Four people have died from Legionnaires' disease in New York since mid-July and another 55 are currently hospitalized, city health officials said Monday.

In total, 71 people in the city have caught the form of pneumonia, spread by bacteria discovered in the cooling towers of several buildings in the south Bronx neighborhood.

Authorities have inspected 22 buildings and tested 17 cooling towers, of which five—including that of Lincoln Hospital and one hotel—were found to harbor the Legionella bacteria.

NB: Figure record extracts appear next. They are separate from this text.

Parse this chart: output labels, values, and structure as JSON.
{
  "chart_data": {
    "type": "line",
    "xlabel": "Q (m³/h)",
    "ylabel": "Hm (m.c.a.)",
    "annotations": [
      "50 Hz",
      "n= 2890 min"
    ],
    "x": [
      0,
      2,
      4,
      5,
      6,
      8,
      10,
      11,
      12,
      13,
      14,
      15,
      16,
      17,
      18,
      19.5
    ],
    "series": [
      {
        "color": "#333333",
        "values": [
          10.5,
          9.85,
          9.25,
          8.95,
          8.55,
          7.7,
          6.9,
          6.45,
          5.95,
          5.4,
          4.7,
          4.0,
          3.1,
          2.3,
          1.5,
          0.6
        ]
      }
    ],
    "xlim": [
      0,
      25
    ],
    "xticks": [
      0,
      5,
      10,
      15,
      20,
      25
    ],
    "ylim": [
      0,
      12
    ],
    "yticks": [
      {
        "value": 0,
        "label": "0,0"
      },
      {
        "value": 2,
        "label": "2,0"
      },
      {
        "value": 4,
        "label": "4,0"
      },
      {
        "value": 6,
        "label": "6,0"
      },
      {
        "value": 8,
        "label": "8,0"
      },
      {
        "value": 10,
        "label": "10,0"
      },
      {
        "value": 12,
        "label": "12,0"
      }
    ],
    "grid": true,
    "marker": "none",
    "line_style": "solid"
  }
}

Those five have been disinfected, city officials said.

The four who have died were older and had pre-existing medical conditions, the said, adding that Legionnaires' disease is not contagious and can be treated with antibiotics.

"New York City's drinking water supply and other water features, like fountains and pools, are safe throughout New York City and are unaffected by Legionella," City Hall said.

Leaflets were distributed over the weekend to inform Bronx residents and invite them to a public meeting on the outbreak.

The disease, a serious pulmonary infection, is spread by bacteria that thrive in warm water, such as that found in hot water pipes, air-conditioning systems and industrial ponds.

Infections result from inhaling airborne droplets of contaminated water and the incubation period lasts between two and ten days. Symptoms include fever, coughing and phlegm containing traces of blood.

The takes its name from its first outbreak, in 1976, at a Philadelphia hotel where a meeting of the American Legion society was being held.